The slope of a straight line measures how much the value of \(Y\) changes for every unit of change in \(X\).
For example, in the following equation: \(\hat {Weight} = 35 + 2*Height\)
The slope is \(2 \text { lb per inch}\) - meaning that if a group of people is one inch taller than another group, the former group will be on average 2 lb heavier than the later.
In other words,
Remember, the slope should NOT be interpreted as: if one person gets taller by 1 inch, he/she will put on 2 lb of weight.
Which line to use?
Objectively, we want a line that produces the least estimation error.
Residuals are the leftover variation in the data after accounting for the model fit.
Residual: difference between observed and expected
The residual of the \(i^{th}\) observation \((x_i, y_i)\) is the difference between the observed response \((y_i)\) and its predicted value based on model fit \((\hat y_i)\): \(e_i = y_i - \hat y_i\)
In the scatter plot, residual (in other words, estimation error) is shown as the verticle distance between the observed point and the line. If an observation is above the line, then its residual is positive. Observations below the line have negative residuals. One goal in picking the right linear model is for these residuals to be as small as possible.
Common practice is to choose the line that minimizes the sum of squared residuals: \(e_1^2 + e_2^2 + ... + e_n^2\)
There is only one line that minimizes the sum of squared residuals. It is called the least squared line.
Mathematically, it can be shown that the regression line is the least squared line.
root mean squared (r.m.s) error of regression = r.m.s of residuals =
\[ \bbox[yellow,5px] { \color{black}{\sqrt {1-r^2}.\sigma_y} } \]
\(\color{black}{\sqrt {1-r^2}.\sigma_y}\)
Linearity - The relationship between \(x\) and \(y\) should show a linear trend.
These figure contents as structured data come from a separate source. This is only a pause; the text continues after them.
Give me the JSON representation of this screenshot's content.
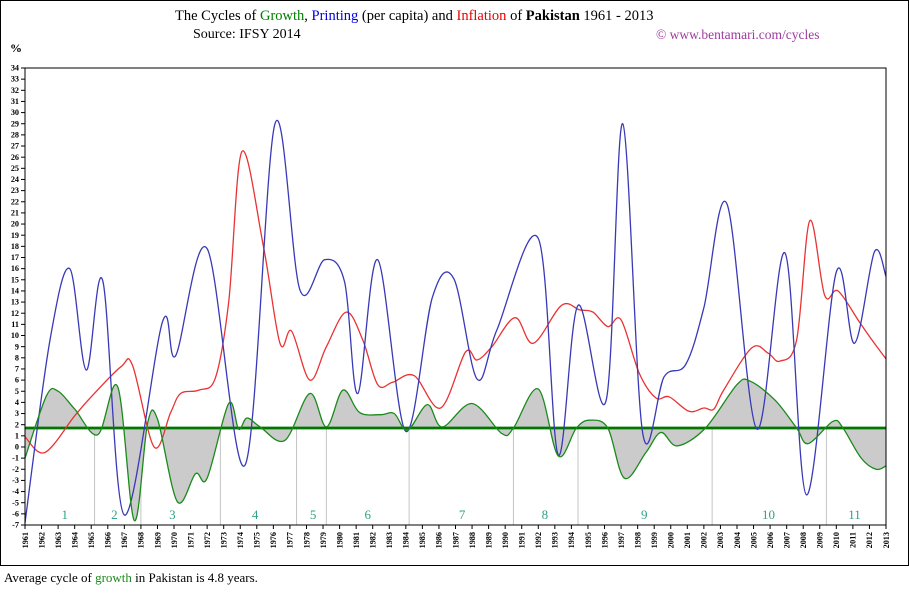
{
  "header": {
    "title_segments": [
      {
        "text": "The Cycles of ",
        "color": "#000000",
        "bold": false
      },
      {
        "text": "Growth",
        "color": "#008000",
        "bold": false
      },
      {
        "text": ", ",
        "color": "#000000",
        "bold": false
      },
      {
        "text": "Printing",
        "color": "#0000e0",
        "bold": false
      },
      {
        "text": " (per capita) and ",
        "color": "#000000",
        "bold": false
      },
      {
        "text": "Inflation",
        "color": "#e80000",
        "bold": false
      },
      {
        "text": " of ",
        "color": "#000000",
        "bold": false
      },
      {
        "text": "Pakistan",
        "color": "#000000",
        "bold": true
      },
      {
        "text": " 1961 - 2013",
        "color": "#000000",
        "bold": false
      }
    ]
  },
  "caption": {
    "segments": [
      {
        "text": "Average cycle of ",
        "color": "#000000"
      },
      {
        "text": "growth",
        "color": "#1a8a1a"
      },
      {
        "text": " in Pakistan is 4.8 years.",
        "color": "#000000"
      }
    ]
  },
  "colors": {
    "growth_line": "#1a8a1a",
    "printing_line": "#3939b8",
    "inflation_line": "#e93333",
    "average_line": "#007800",
    "area_fill": "#cbcbcb",
    "cycle_boundary": "#c4c4c4",
    "cycle_label": "#2fa287",
    "copyright_text": "#9e3a9e",
    "axis": "#000000"
  },
  "chart_data": {
    "type": "line",
    "title": "The Cycles of Growth, Printing (per capita) and Inflation of Pakistan 1961 - 2013",
    "source": "Source: IFSY 2014",
    "copyright": "© www.bentamari.com/cycles",
    "ylabel": "%",
    "xlim": [
      1961,
      2013
    ],
    "ylim": [
      -7,
      34
    ],
    "x_tick_step": 1,
    "y_tick_step": 1,
    "grid": "off",
    "legend": "in-title",
    "average_growth_value": 1.7,
    "series": [
      {
        "name": "Growth",
        "color": "#1a8a1a",
        "points": [
          [
            1961.0,
            -1.0
          ],
          [
            1962.3,
            4.6
          ],
          [
            1963.0,
            5.0
          ],
          [
            1964.0,
            3.4
          ],
          [
            1965.4,
            1.1
          ],
          [
            1966.6,
            5.4
          ],
          [
            1967.6,
            -6.6
          ],
          [
            1968.4,
            2.1
          ],
          [
            1969.0,
            2.5
          ],
          [
            1970.2,
            -4.9
          ],
          [
            1971.3,
            -2.4
          ],
          [
            1972.0,
            -2.8
          ],
          [
            1973.3,
            3.9
          ],
          [
            1973.9,
            1.6
          ],
          [
            1974.4,
            2.6
          ],
          [
            1975.2,
            1.8
          ],
          [
            1976.7,
            0.6
          ],
          [
            1978.2,
            4.8
          ],
          [
            1979.2,
            1.8
          ],
          [
            1980.2,
            5.1
          ],
          [
            1981.2,
            3.1
          ],
          [
            1982.5,
            2.9
          ],
          [
            1983.3,
            3.0
          ],
          [
            1984.1,
            1.5
          ],
          [
            1985.3,
            3.8
          ],
          [
            1986.2,
            1.8
          ],
          [
            1988.0,
            3.9
          ],
          [
            1989.8,
            1.2
          ],
          [
            1990.5,
            1.7
          ],
          [
            1992.0,
            5.2
          ],
          [
            1993.2,
            -0.8
          ],
          [
            1994.3,
            1.7
          ],
          [
            1995.1,
            2.4
          ],
          [
            1996.2,
            1.7
          ],
          [
            1997.2,
            -2.8
          ],
          [
            1998.5,
            -0.5
          ],
          [
            1999.4,
            1.3
          ],
          [
            2000.4,
            0.1
          ],
          [
            2002.1,
            1.7
          ],
          [
            2004.0,
            5.6
          ],
          [
            2004.8,
            5.9
          ],
          [
            2006.3,
            4.2
          ],
          [
            2007.6,
            1.7
          ],
          [
            2008.3,
            0.3
          ],
          [
            2009.8,
            2.3
          ],
          [
            2010.4,
            1.7
          ],
          [
            2011.5,
            -1.0
          ],
          [
            2012.4,
            -2.0
          ],
          [
            2013.0,
            -1.7
          ]
        ]
      },
      {
        "name": "Printing",
        "color": "#3939b8",
        "points": [
          [
            1961.0,
            -6.8
          ],
          [
            1962.5,
            9.5
          ],
          [
            1963.7,
            16.0
          ],
          [
            1964.7,
            6.9
          ],
          [
            1965.7,
            14.9
          ],
          [
            1967.0,
            -6.1
          ],
          [
            1969.3,
            11.2
          ],
          [
            1970.1,
            8.2
          ],
          [
            1972.0,
            17.8
          ],
          [
            1974.3,
            -1.6
          ],
          [
            1976.1,
            29.0
          ],
          [
            1977.6,
            14.1
          ],
          [
            1979.1,
            16.8
          ],
          [
            1980.3,
            14.8
          ],
          [
            1981.1,
            4.8
          ],
          [
            1982.3,
            16.8
          ],
          [
            1984.0,
            1.4
          ],
          [
            1985.6,
            13.4
          ],
          [
            1986.9,
            15.1
          ],
          [
            1988.3,
            6.1
          ],
          [
            1989.5,
            10.5
          ],
          [
            1992.0,
            18.7
          ],
          [
            1993.2,
            -0.7
          ],
          [
            1994.4,
            12.7
          ],
          [
            1996.1,
            4.2
          ],
          [
            1997.1,
            29.0
          ],
          [
            1998.3,
            1.3
          ],
          [
            1999.6,
            6.3
          ],
          [
            2000.9,
            7.4
          ],
          [
            2002.0,
            12.5
          ],
          [
            2003.4,
            21.8
          ],
          [
            2005.2,
            1.6
          ],
          [
            2006.9,
            17.4
          ],
          [
            2008.2,
            -4.3
          ],
          [
            2010.0,
            15.7
          ],
          [
            2011.1,
            9.3
          ],
          [
            2012.3,
            17.5
          ],
          [
            2013.0,
            15.3
          ]
        ]
      },
      {
        "name": "Inflation",
        "color": "#e93333",
        "points": [
          [
            1961.0,
            0.9
          ],
          [
            1962.2,
            -0.5
          ],
          [
            1964.0,
            2.8
          ],
          [
            1965.0,
            4.5
          ],
          [
            1966.8,
            7.2
          ],
          [
            1967.5,
            7.3
          ],
          [
            1968.8,
            0.0
          ],
          [
            1969.8,
            3.1
          ],
          [
            1970.4,
            4.8
          ],
          [
            1971.5,
            5.1
          ],
          [
            1972.5,
            6.2
          ],
          [
            1973.3,
            13.0
          ],
          [
            1974.1,
            26.5
          ],
          [
            1975.4,
            18.0
          ],
          [
            1976.4,
            9.3
          ],
          [
            1977.1,
            10.4
          ],
          [
            1978.2,
            6.0
          ],
          [
            1979.2,
            9.0
          ],
          [
            1980.4,
            12.1
          ],
          [
            1981.4,
            9.6
          ],
          [
            1982.3,
            5.6
          ],
          [
            1983.2,
            5.8
          ],
          [
            1984.5,
            6.4
          ],
          [
            1986.1,
            3.5
          ],
          [
            1987.6,
            8.5
          ],
          [
            1988.3,
            7.8
          ],
          [
            1989.2,
            9.0
          ],
          [
            1990.6,
            11.6
          ],
          [
            1991.7,
            9.3
          ],
          [
            1993.4,
            12.7
          ],
          [
            1994.5,
            12.3
          ],
          [
            1995.3,
            12.1
          ],
          [
            1996.2,
            10.8
          ],
          [
            1997.0,
            11.4
          ],
          [
            1998.1,
            6.6
          ],
          [
            1999.1,
            4.4
          ],
          [
            1999.9,
            4.5
          ],
          [
            2001.1,
            3.2
          ],
          [
            2002.0,
            3.5
          ],
          [
            2002.6,
            3.4
          ],
          [
            2003.2,
            5.1
          ],
          [
            2004.9,
            8.9
          ],
          [
            2005.9,
            8.4
          ],
          [
            2006.6,
            7.7
          ],
          [
            2007.6,
            9.6
          ],
          [
            2008.4,
            20.3
          ],
          [
            2009.3,
            13.6
          ],
          [
            2010.1,
            14.0
          ],
          [
            2011.4,
            11.2
          ],
          [
            2012.2,
            9.5
          ],
          [
            2013.0,
            7.9
          ]
        ]
      }
    ],
    "cycles": {
      "boundaries_years": [
        1965.2,
        1968.0,
        1972.8,
        1977.4,
        1979.2,
        1984.2,
        1990.5,
        1994.4,
        2002.5,
        2009.4
      ],
      "labels": [
        {
          "n": "1",
          "year": 1963.4
        },
        {
          "n": "2",
          "year": 1966.4
        },
        {
          "n": "3",
          "year": 1969.9
        },
        {
          "n": "4",
          "year": 1974.9
        },
        {
          "n": "5",
          "year": 1978.4
        },
        {
          "n": "6",
          "year": 1981.7
        },
        {
          "n": "7",
          "year": 1987.4
        },
        {
          "n": "8",
          "year": 1992.4
        },
        {
          "n": "9",
          "year": 1998.4
        },
        {
          "n": "10",
          "year": 2005.9
        },
        {
          "n": "11",
          "year": 2011.1
        }
      ]
    }
  }
}
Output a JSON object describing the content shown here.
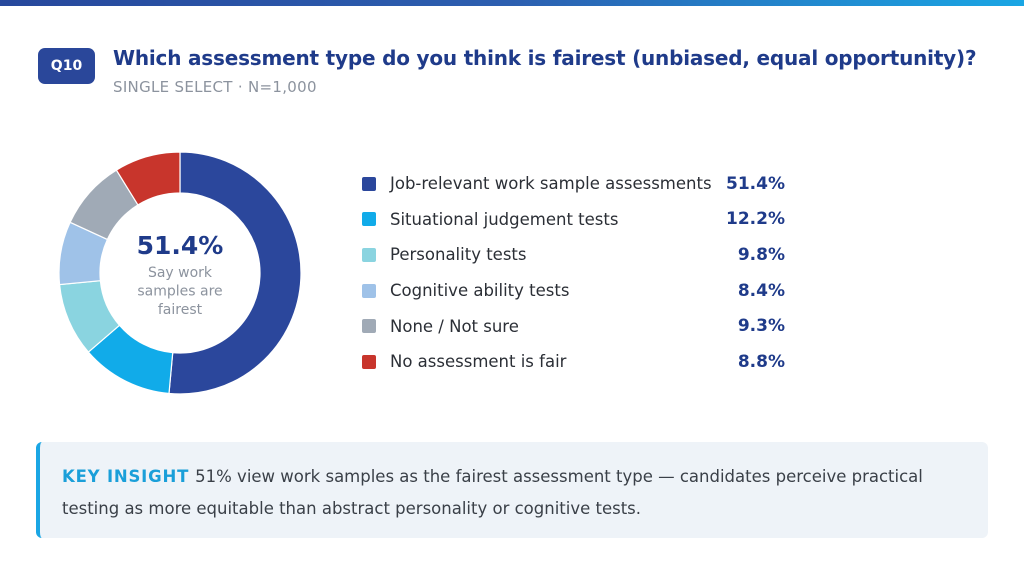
{
  "question": {
    "badge": "Q10",
    "title": "Which assessment type do you think is fairest (unbiased, equal opportunity)?",
    "subtitle": "SINGLE SELECT · N=1,000"
  },
  "center": {
    "value": "51.4%",
    "caption_lines": [
      "Say work",
      "samples are",
      "fairest"
    ]
  },
  "chart_data": {
    "type": "pie",
    "donut": true,
    "title": "",
    "categories": [
      "Job-relevant work sample assessments",
      "Situational judgement tests",
      "Personality tests",
      "Cognitive ability tests",
      "None / Not sure",
      "No assessment is fair"
    ],
    "values": [
      51.4,
      12.2,
      9.8,
      8.4,
      9.3,
      8.8
    ],
    "value_labels": [
      "51.4%",
      "12.2%",
      "9.8%",
      "8.4%",
      "9.3%",
      "8.8%"
    ],
    "colors": [
      "#2b479c",
      "#11abe9",
      "#8ad4e0",
      "#9fc2e8",
      "#a0aab6",
      "#c8352c"
    ],
    "legend_position": "right"
  },
  "insight": {
    "label": "KEY INSIGHT",
    "text": "51% view work samples as the fairest assessment type — candidates perceive practical testing as more equitable than abstract personality or cognitive tests."
  },
  "colors": {
    "accent": "#1f3b8a",
    "badge": "#2a479a",
    "insight_accent": "#1aa6e4",
    "insight_bg": "#eef3f8"
  }
}
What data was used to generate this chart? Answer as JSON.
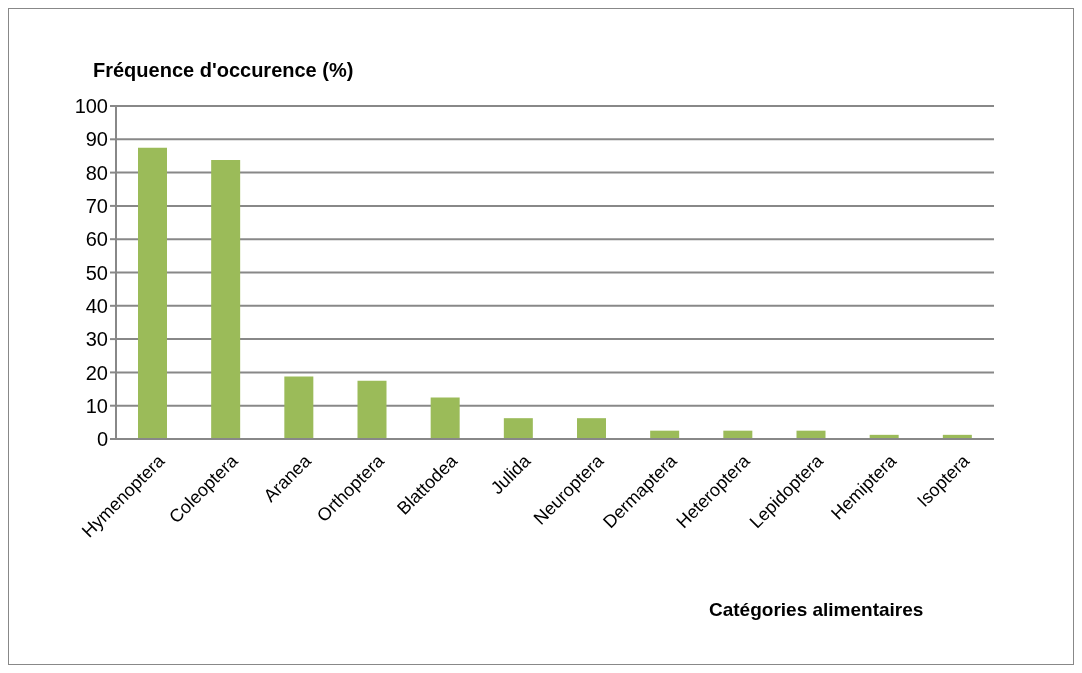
{
  "chart_data": {
    "type": "bar",
    "ylabel": "Fréquence d'occurence (%)",
    "xlabel": "Catégories alimentaires",
    "categories": [
      "Hymenoptera",
      "Coleoptera",
      "Aranea",
      "Orthoptera",
      "Blattodea",
      "Julida",
      "Neuroptera",
      "Dermaptera",
      "Heteroptera",
      "Lepidoptera",
      "Hemiptera",
      "Isoptera"
    ],
    "values": [
      87.5,
      83.75,
      18.75,
      17.5,
      12.5,
      6.25,
      6.25,
      2.5,
      2.5,
      2.5,
      1.25,
      1.25
    ],
    "color": "#9bbb59",
    "ylim": [
      0,
      100
    ],
    "yticks": [
      0,
      10,
      20,
      30,
      40,
      50,
      60,
      70,
      80,
      90,
      100
    ],
    "grid": "y"
  }
}
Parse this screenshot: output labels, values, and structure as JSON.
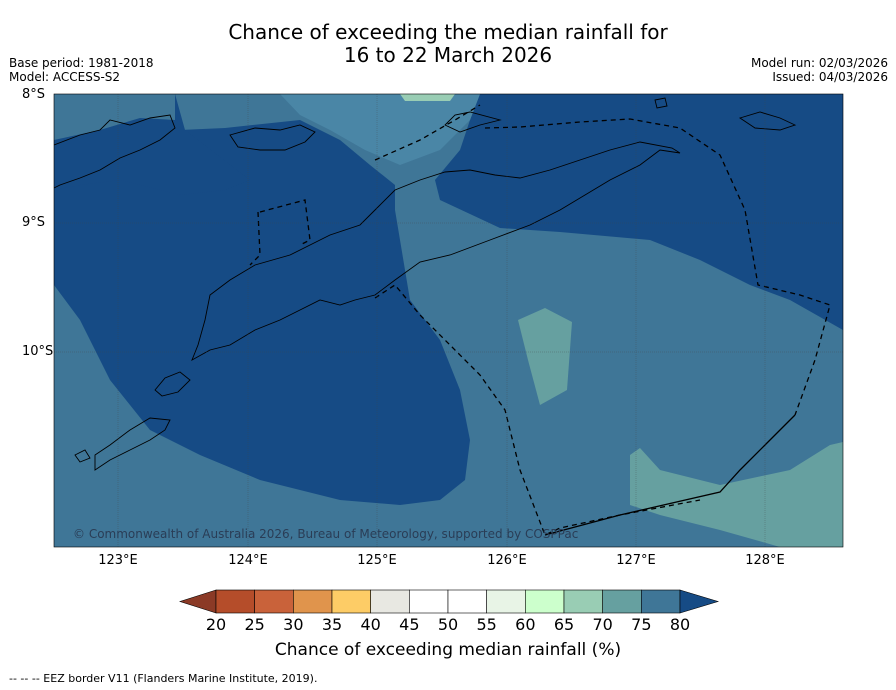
{
  "title": {
    "line1": "Chance of exceeding the median rainfall for",
    "line2": "16 to 22 March 2026"
  },
  "meta": {
    "base_period": "Base period: 1981-2018",
    "model": "Model: ACCESS-S2",
    "model_run": "Model run: 02/03/2026",
    "issued": "Issued: 04/03/2026"
  },
  "axes": {
    "lat_labels": [
      "8°S",
      "9°S",
      "10°S"
    ],
    "lon_labels": [
      "123°E",
      "124°E",
      "125°E",
      "126°E",
      "127°E",
      "128°E"
    ]
  },
  "copyright": "© Commonwealth of Australia 2026, Bureau of Meteorology, supported by COSPPac",
  "colorbar": {
    "ticks": [
      "20",
      "25",
      "30",
      "35",
      "40",
      "45",
      "50",
      "55",
      "60",
      "65",
      "70",
      "75",
      "80"
    ],
    "colors": [
      "#b54d2a",
      "#c9623a",
      "#e0944c",
      "#fdcc66",
      "#e8e8e2",
      "#ffffff",
      "#ffffff",
      "#e8f4e6",
      "#ccffcc",
      "#99cdb4",
      "#66a0a0",
      "#3f7697"
    ],
    "under_color": "#8b3a26",
    "over_color": "#164b85",
    "label": "Chance of exceeding median rainfall (%)"
  },
  "footer": "--  --  -- EEZ border V11 (Flanders Marine Institute, 2019)."
}
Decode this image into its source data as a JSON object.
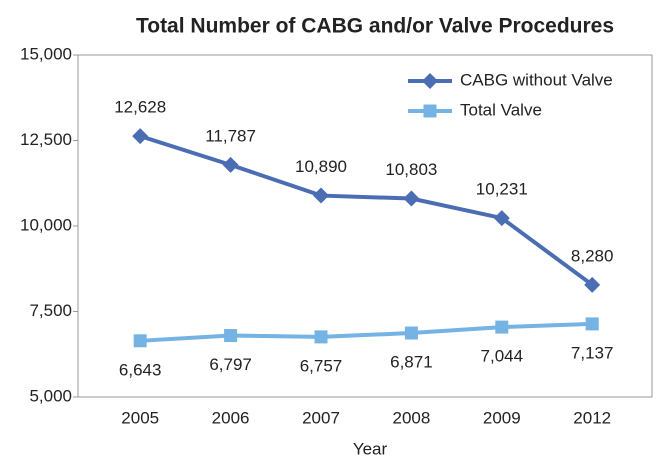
{
  "chart_data": {
    "type": "line",
    "title": "Total Number of CABG and/or Valve Procedures",
    "x_label": "Year",
    "categories": [
      "2005",
      "2006",
      "2007",
      "2008",
      "2009",
      "2012"
    ],
    "series": [
      {
        "name": "CABG without Valve",
        "color": "#4a6db4",
        "marker": "diamond",
        "values": [
          12628,
          11787,
          10890,
          10803,
          10231,
          8280
        ],
        "value_labels": [
          "12,628",
          "11,787",
          "10,890",
          "10,803",
          "10,231",
          "8,280"
        ]
      },
      {
        "name": "Total Valve",
        "color": "#74b3e3",
        "marker": "square",
        "values": [
          6643,
          6797,
          6757,
          6871,
          7044,
          7137
        ],
        "value_labels": [
          "6,643",
          "6,797",
          "6,757",
          "6,871",
          "7,044",
          "7,137"
        ]
      }
    ],
    "ylim": [
      5000,
      15000
    ],
    "yticks": [
      {
        "value": 5000,
        "label": "5,000"
      },
      {
        "value": 7500,
        "label": "7,500"
      },
      {
        "value": 10000,
        "label": "10,000"
      },
      {
        "value": 12500,
        "label": "12,500"
      },
      {
        "value": 15000,
        "label": "15,000"
      }
    ],
    "legend": "upper right"
  }
}
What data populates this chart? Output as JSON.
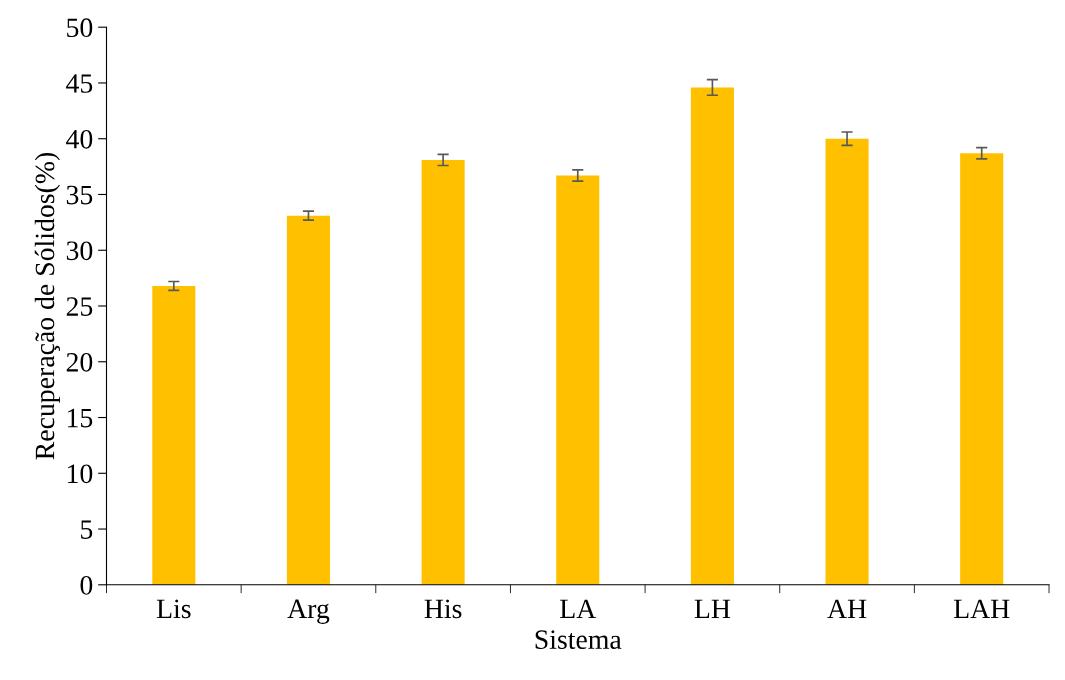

Nearly Normal Residuals - Generally the residuals must be nearly normal with a mean of zero. There should be no linear association between the resuduals and \(x\), meaning \(cor(x,res)=0\). When this condition is violated, it is usually because of outliers.
Constant Variability The variability of points around the least squares line remains roughly constant.
Independent Observations Be cautious about applying regression to time series data, which are sequential observations in time such as a stock price each day. Such data may have an underlying structure that should be considered in a model and analysis.
\[ \text{total variation = explained variation + unexplained variation} \\ \sum(y - \bar y)^2 = \sum(\hat y - \bar y)^2 + \sum(y - \hat y)^2 \]
\(R^2\) is the proportion of the variance in the dependent variable \(y\) that is explained by the linear relationship between \(x\) and \(y\).
\[ r^2 = \frac{\text{explained variation}}{\text{total variation}} \]
\(R^2 = 58\%\) suggests that \(58\%\) of the variability in \(y\) can be explained by the variability in \(x\).